Levantei subitamente, fiz uma cara de indignação. Todos perceberam, mas acharam que meu impulso era raiva, por ser dela uma opinião contrária a minha e a decisão de mudar o dia do evento.
Cerimonioso com a situação e sentindo-se dividido na questão, mesmo concordando comigo, ficou ao lado da mulher. Passei o maior recibo de ciumenta para ele (depois soube que ele já estava interessado em mim, mas eu não percebia, ele escondia)
Outra pessoa que trabalhava na equipe, amigo próximo, me olhou e disse sorrindo; você esta com ciúme dele? Eu disse, eu? Você está louco! Ele é que está todo derretido com a Marisa, concorda com ela em tudo, até mesmo no que pode atrapalhar o trabalho dele e facilitar o dela. Mas acredito ser importante este agrado dele para ela, alguma produtividade deve contar. Foi uma gargalhada geral, todos me olhando e concluindo que a minha cara de raiva era de ciúme.
A situação ficou insustentável; virou baderna. A conclusão final ficou a meu favor em relação à data, ele todo vaidoso, parecia um pavão. Eu com o rosto quente o coração disparado; um calor insuportável subindo pelas costas.
Meu segredo, até então descoberto por mim naquele momento, ficou totalmente exposto a todos; nem pude fazer, após esta deliciosa descoberta, um período de sedução às escondidas para dar mais emoção.

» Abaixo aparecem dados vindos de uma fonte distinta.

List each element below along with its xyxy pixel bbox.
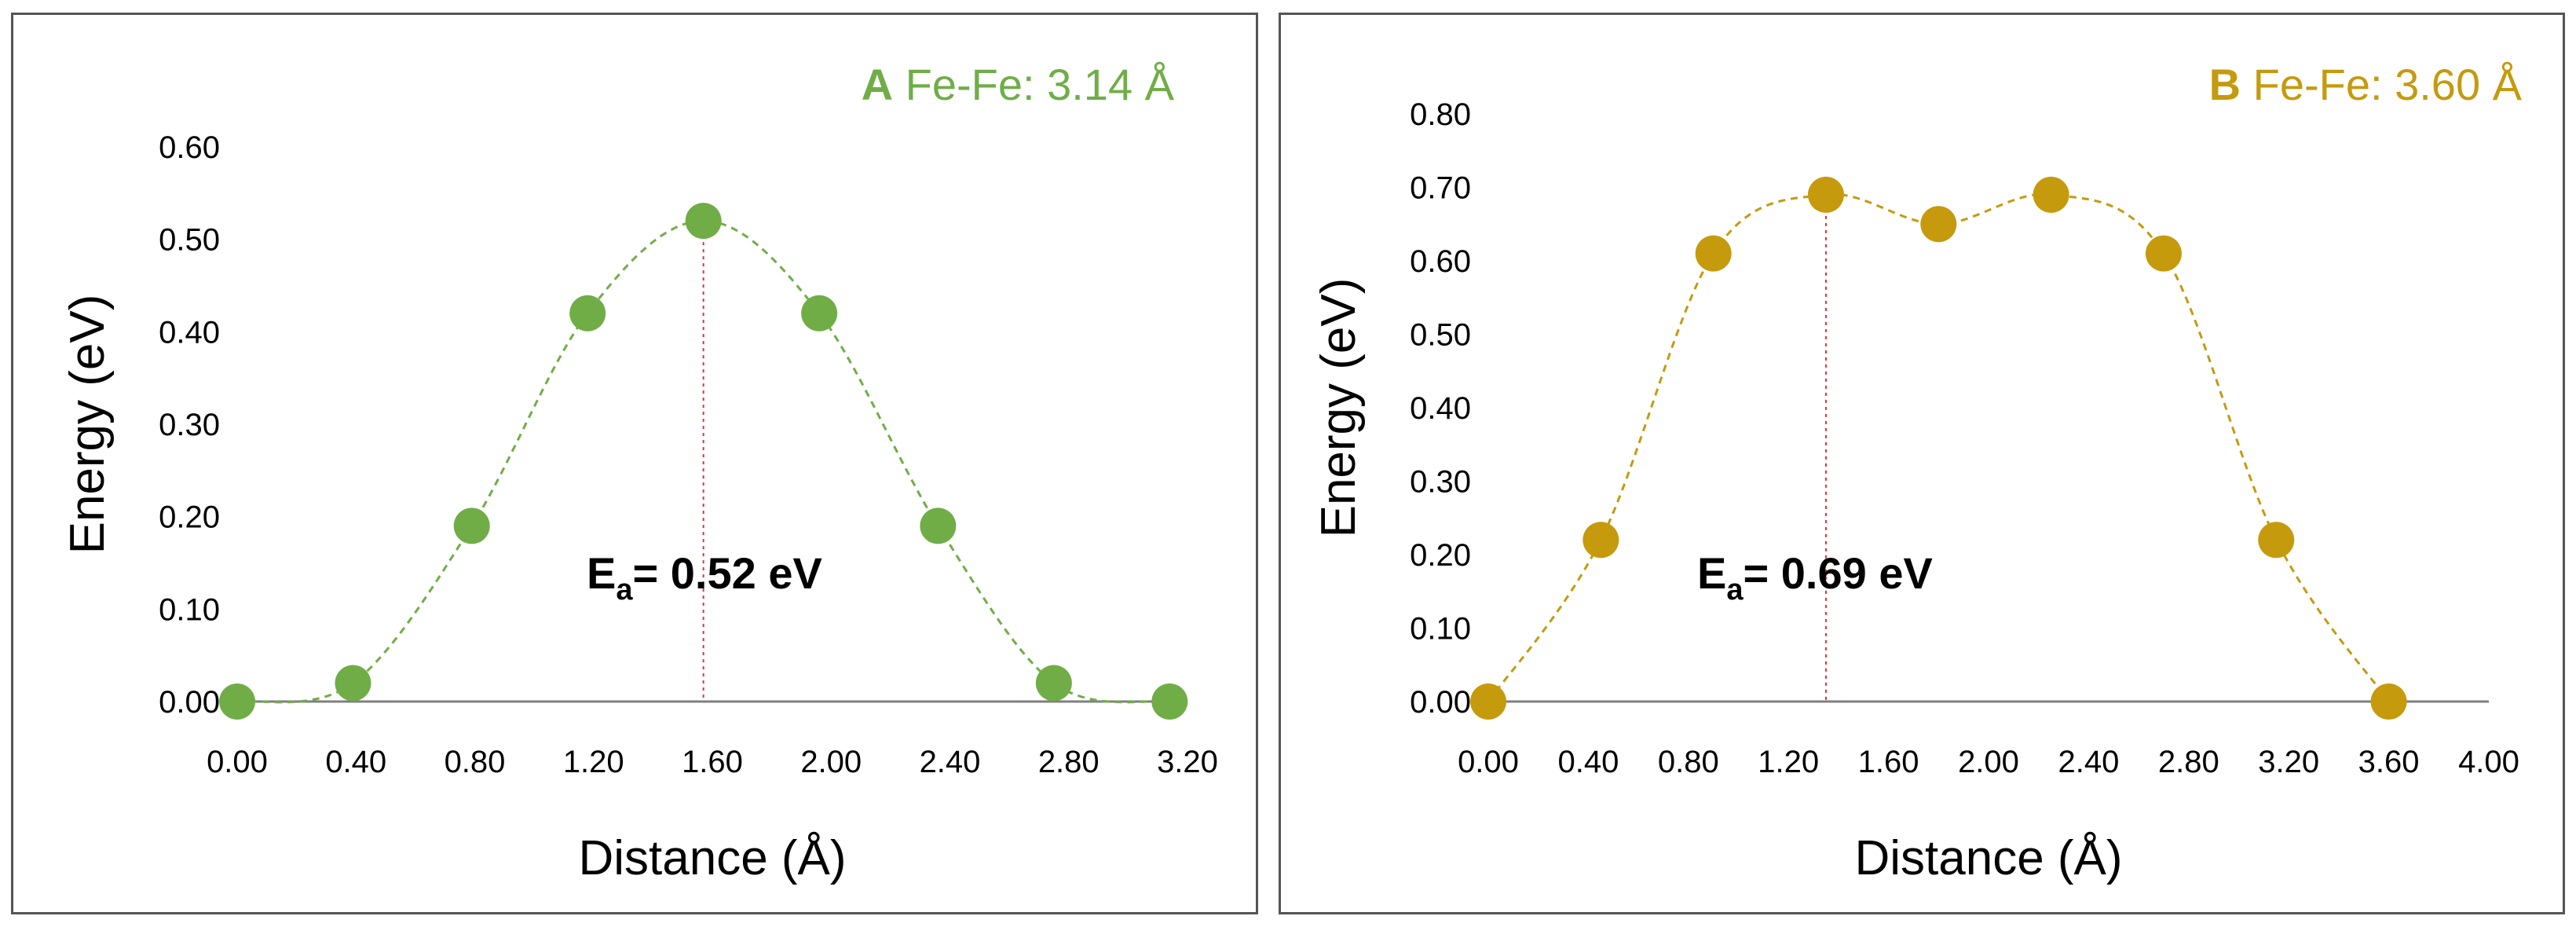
ea-value: = 0.52 eV [633, 548, 822, 598]
energy-profile-chart-a: A Fe-Fe: 3.14 Å 0.00 0.10 0.20 0.30 0.40 0.50 0… [60, 60, 1218, 885]
x-tick-label: 2.00 [1958, 745, 2019, 779]
x-tick-label: 1.60 [682, 745, 743, 779]
x-tick-label: 4.00 [2458, 745, 2519, 779]
y-tick-label: 0.10 [1410, 612, 1471, 647]
x-tick-label: 2.40 [920, 745, 981, 779]
y-tick-label: 0.40 [159, 315, 220, 350]
y-tick-label: 0.20 [1410, 538, 1471, 573]
x-tick-label: 1.20 [1758, 745, 1819, 779]
y-tick-label: 0.80 [1410, 97, 1471, 132]
data-point-3 [569, 295, 606, 332]
data-point-8 [1151, 683, 1188, 720]
x-tick-label: 3.20 [2258, 745, 2319, 779]
x-tick-label: 0.80 [445, 745, 506, 779]
y-tick-label: 0.50 [159, 223, 220, 258]
chart-title: B Fe-Fe: 3.60 Å [2209, 60, 2523, 109]
data-point-5 [801, 295, 838, 332]
x-tick-label: 0.40 [325, 745, 386, 779]
data-point-7 [2258, 522, 2295, 559]
x-tick-label: 3.20 [1157, 745, 1218, 779]
x-tick-label: 2.80 [1038, 745, 1100, 779]
x-tick-label: 1.20 [563, 745, 624, 779]
y-tick-label: 0.10 [159, 592, 220, 627]
energy-curve [236, 219, 1170, 704]
activation-energy-label: Ea= 0.52 eV [587, 548, 822, 606]
data-point-4 [685, 203, 722, 240]
y-tick-label: 0.00 [159, 685, 220, 720]
data-point-0 [1470, 683, 1506, 720]
data-point-1 [335, 665, 371, 702]
y-tick-label: 0.60 [159, 130, 220, 165]
x-axis-title: Distance (Å) [578, 831, 846, 885]
chart-panel-b: B Fe-Fe: 3.60 Å 0.00 0.10 0.20 0.30 0.40 0.50 0… [1279, 13, 2565, 914]
data-point-4 [1920, 206, 1957, 243]
x-tick-label: 3.60 [2358, 745, 2420, 779]
y-tick-label: 0.70 [1410, 171, 1471, 206]
y-tick-label: 0.30 [159, 408, 220, 442]
activation-energy-label: Ea= 0.69 eV [1697, 548, 1933, 606]
title-spacer [893, 60, 906, 109]
y-tick-label: 0.50 [1410, 318, 1471, 353]
y-tick-label: 0.40 [1410, 391, 1471, 426]
data-point-2 [1695, 235, 1732, 272]
y-tick-label: 0.20 [159, 500, 220, 535]
data-point-2 [453, 507, 490, 544]
ea-symbol: E [587, 548, 616, 598]
panel-letter: A [862, 60, 893, 109]
chart-title: A Fe-Fe: 3.14 Å [862, 60, 1175, 109]
data-point-5 [2033, 176, 2069, 213]
title-spacer [2241, 60, 2253, 109]
y-axis-title: Energy (eV) [60, 295, 115, 555]
data-point-1 [1583, 522, 1619, 559]
ea-subscript: a [1726, 573, 1744, 606]
y-tick-label: 0.30 [1410, 465, 1471, 500]
data-point-6 [920, 507, 957, 544]
x-tick-label: 2.80 [2158, 745, 2219, 779]
x-axis-title: Distance (Å) [1854, 831, 2122, 885]
chart-panel-a: A Fe-Fe: 3.14 Å 0.00 0.10 0.20 0.30 0.40 0.50 0… [11, 13, 1258, 914]
x-tick-label: 2.00 [800, 745, 862, 779]
y-tick-label: 0.00 [1410, 685, 1471, 720]
title-text: Fe-Fe: 3.60 Å [2253, 60, 2523, 109]
title-text: Fe-Fe: 3.14 Å [906, 60, 1175, 109]
energy-curve [1487, 192, 2390, 702]
x-tick-label: 0.00 [1458, 745, 1519, 779]
y-axis-title: Energy (eV) [1312, 278, 1366, 538]
x-tick-label: 2.40 [2058, 745, 2119, 779]
x-tick-label: 0.40 [1557, 745, 1619, 779]
data-point-8 [2370, 683, 2407, 720]
energy-profile-chart-b: B Fe-Fe: 3.60 Å 0.00 0.10 0.20 0.30 0.40 0.50 0… [1312, 60, 2523, 885]
data-point-0 [219, 683, 255, 720]
panel-letter: B [2209, 60, 2241, 109]
ea-value: = 0.69 eV [1744, 548, 1933, 598]
x-tick-label: 0.80 [1658, 745, 1719, 779]
data-point-3 [1807, 176, 1844, 213]
x-tick-label: 1.60 [1858, 745, 1919, 779]
data-point-6 [2145, 235, 2182, 272]
x-tick-label: 0.00 [207, 745, 268, 779]
data-point-7 [1035, 665, 1072, 702]
ea-symbol: E [1697, 548, 1726, 598]
ea-subscript: a [616, 573, 633, 606]
y-tick-label: 0.60 [1410, 244, 1471, 279]
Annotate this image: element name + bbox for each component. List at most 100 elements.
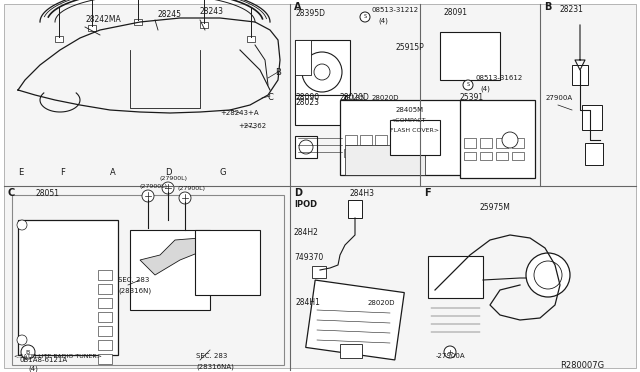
Circle shape [526,253,570,297]
Text: FLASH COVER>: FLASH COVER> [390,128,439,133]
Text: (28316N): (28316N) [118,287,151,294]
Bar [414,149,425,157]
Polygon shape [140,238,205,275]
Text: 27900A: 27900A [546,95,573,101]
Bar [340,100,465,175]
Bar [345,145,425,175]
Bar [358,149,369,157]
Text: (27900L): (27900L) [177,186,205,191]
Bar [480,138,492,148]
Bar [585,143,603,165]
Text: 08513-31212: 08513-31212 [372,7,419,13]
Bar [340,344,362,358]
Text: -27900A: -27900A [436,353,466,359]
Bar [572,65,588,85]
Text: 284H1: 284H1 [295,298,320,307]
Circle shape [314,64,330,80]
Bar [200,22,208,29]
Bar [390,120,440,155]
Text: SEC. 283: SEC. 283 [118,277,149,283]
Text: 25915P: 25915P [395,43,424,52]
Text: 28020D: 28020D [340,93,370,102]
Text: 28395D: 28395D [295,9,325,18]
Bar [295,136,317,158]
Circle shape [502,132,518,148]
Circle shape [17,335,27,345]
Circle shape [17,220,27,230]
Text: 25391: 25391 [460,93,484,102]
Text: <SATELLITE RADIO TUNER>: <SATELLITE RADIO TUNER> [14,354,102,359]
Text: +27362: +27362 [238,123,266,129]
Circle shape [142,190,154,202]
Text: 28020D: 28020D [368,300,396,306]
Text: 28091: 28091 [444,8,468,17]
Bar [345,135,357,145]
Text: 08513-31612: 08513-31612 [475,75,522,81]
Text: B: B [26,350,30,355]
Bar [98,270,112,280]
Bar [582,105,602,130]
Polygon shape [306,280,404,360]
Bar [98,354,112,364]
Circle shape [360,12,370,22]
Text: 28090: 28090 [295,93,319,102]
Text: 0B1A8-6121A: 0B1A8-6121A [20,357,68,363]
Bar [247,36,255,42]
Text: 28051: 28051 [35,189,59,198]
Text: F: F [424,188,431,198]
Text: B: B [544,2,552,12]
Bar [98,284,112,294]
Text: (27900L): (27900L) [160,176,188,181]
Bar [405,135,417,145]
Text: 28185: 28185 [343,95,365,101]
Bar [464,138,476,148]
Text: 284H2: 284H2 [294,228,319,237]
Bar [195,230,260,295]
Bar [372,149,383,157]
Bar [312,266,326,278]
Text: IPOD: IPOD [294,200,317,209]
Circle shape [463,80,473,90]
Bar [18,220,118,355]
Bar [295,95,345,125]
Bar [440,32,500,80]
Bar [55,36,63,42]
Bar [460,100,535,178]
Circle shape [534,261,562,289]
Text: 28245: 28245 [158,10,182,19]
Text: 28023: 28023 [295,98,319,107]
Text: D: D [294,188,302,198]
Bar [348,200,362,218]
Circle shape [162,182,174,194]
Bar [134,19,142,25]
Circle shape [444,346,456,358]
Text: S: S [467,83,470,87]
Bar [375,135,387,145]
Text: +28243+A: +28243+A [220,110,259,116]
Text: (28316NA): (28316NA) [196,363,234,369]
Text: <COMPACT: <COMPACT [390,118,426,123]
Text: 284H3: 284H3 [350,189,375,198]
Circle shape [302,52,342,92]
Text: C: C [8,188,15,198]
Bar [496,138,508,148]
Bar [98,298,112,308]
Bar [98,312,112,322]
Bar [360,135,372,145]
Bar [428,256,483,298]
Bar [12,195,284,365]
Text: SEC. 283: SEC. 283 [196,353,227,359]
Bar [480,152,492,160]
Bar [512,138,524,148]
Text: (4): (4) [480,85,490,92]
Text: 28405M: 28405M [396,107,424,113]
Text: 28020D: 28020D [372,95,399,101]
Bar [400,149,411,157]
Text: F: F [60,168,65,177]
Text: (4): (4) [28,365,38,372]
Text: 25975M: 25975M [480,203,511,212]
Text: C: C [268,93,274,102]
Text: G: G [220,168,227,177]
Bar [512,152,524,160]
Bar [88,25,95,31]
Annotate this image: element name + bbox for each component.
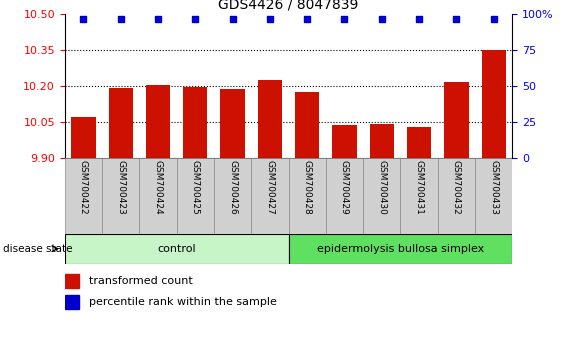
FancyBboxPatch shape [65,234,289,264]
Point [489,16,498,22]
Title: GDS4426 / 8047839: GDS4426 / 8047839 [218,0,359,12]
Bar [332,125,356,158]
Point [303,16,312,22]
Bar [65,295,79,309]
Text: GSM700432: GSM700432 [452,160,461,215]
Bar [295,92,319,158]
FancyBboxPatch shape [326,158,363,234]
Text: disease state: disease state [3,244,72,254]
Point [228,16,237,22]
Point [377,16,386,22]
Text: GSM700428: GSM700428 [303,160,312,215]
Bar [65,274,79,288]
Bar [444,82,468,158]
Point [191,16,200,22]
Text: GSM700422: GSM700422 [79,160,88,215]
FancyBboxPatch shape [363,158,400,234]
Text: GSM700424: GSM700424 [154,160,163,215]
Text: GSM700425: GSM700425 [191,160,200,215]
Point [452,16,461,22]
FancyBboxPatch shape [140,158,177,234]
FancyBboxPatch shape [438,158,475,234]
Bar [183,87,207,158]
Point [154,16,163,22]
FancyBboxPatch shape [177,158,214,234]
FancyBboxPatch shape [400,158,438,234]
Text: GSM700427: GSM700427 [265,160,274,215]
Text: GSM700433: GSM700433 [489,160,498,215]
Point [79,16,88,22]
FancyBboxPatch shape [289,158,326,234]
Bar [481,50,506,158]
FancyBboxPatch shape [475,158,512,234]
Text: GSM700423: GSM700423 [116,160,125,215]
FancyBboxPatch shape [251,158,289,234]
FancyBboxPatch shape [65,158,102,234]
FancyBboxPatch shape [214,158,251,234]
Bar [407,127,431,158]
Text: GSM700430: GSM700430 [377,160,386,215]
Text: percentile rank within the sample: percentile rank within the sample [90,297,277,307]
Text: GSM700429: GSM700429 [340,160,349,215]
Bar [370,124,394,158]
FancyBboxPatch shape [289,234,512,264]
Point [414,16,423,22]
Bar [146,85,170,158]
Bar [72,117,96,158]
Point [116,16,125,22]
Point [265,16,274,22]
Text: GSM700426: GSM700426 [228,160,237,215]
Text: GSM700431: GSM700431 [414,160,423,215]
Text: transformed count: transformed count [90,276,193,286]
Bar [258,80,282,158]
Text: control: control [157,244,196,254]
Bar [109,88,133,158]
Bar [221,90,245,158]
Point [340,16,349,22]
Text: epidermolysis bullosa simplex: epidermolysis bullosa simplex [317,244,484,254]
FancyBboxPatch shape [102,158,140,234]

Expulso do Paraíso ou Todo fim é um começo

(Gisela)

Dez...
Comecei a entrar em desespero depois de perceber que os movimentos que pareciam apertar as paredes do cômodo tornaram-se mais freqüentes.

Nove...
Tinha a sensação que este cômodo, onde fui feliz nos últimos meses, estava me mandando embora. Por que será que estou sendo expulso? O que eu fiz de errado?

Oito...
Nem sei como vim parar aqui, mas não quero sair. Aqui me sinto seguro, afinal, tenho tudo o que preciso: comida, água, aquecimento e uma voz de fundo que me traz uma paz indescritível.

Sete...
De uns tempos para cá comecei a notar que o ambiente parecia menor e as paredes deslocavam-se de forma a me colocar para fora. No começo, estes movimentos ocorriam com pouca freqüência, no máximo uma vez por dia, mas agora praticamente não param.

Seis...
Lá vem mais um empurrão, muito mais forte desta vez. Sinto as paredes me apertarem e me jogarem para um corredor escuro e muito estreito – aliás, como nunca notei este corredor antes?

Cinco...
Acho que o corredor é estreito demais, não vou conseguir passar por aí, mas as paredes se fecharam e não tenho como voltar. Estou preso e ouço gritos do lado de fora.

Quatro...
Tenho muito medo do que vai acontecer, do que me espera lá fora. Como vou conseguir sobreviver? Será que vão gostar de mim? É a primeira vez que me sinto deste jeito, inseguro e com medo do desconhecido (a primeira de muitas, iria descobrir depois).

Três...
Por outro lado, aqui está ficando mesmo desconfortável. E estou meio cansado da vista. Talvez sair não seja tão ruim assim...

Dois...
Mais um movimento brusco e o próprio corredor parece projetar-me mais alguns centímetros adiante. Vejo uma luz.

Um!
Finalmente saio, começo a chorar. Nasci.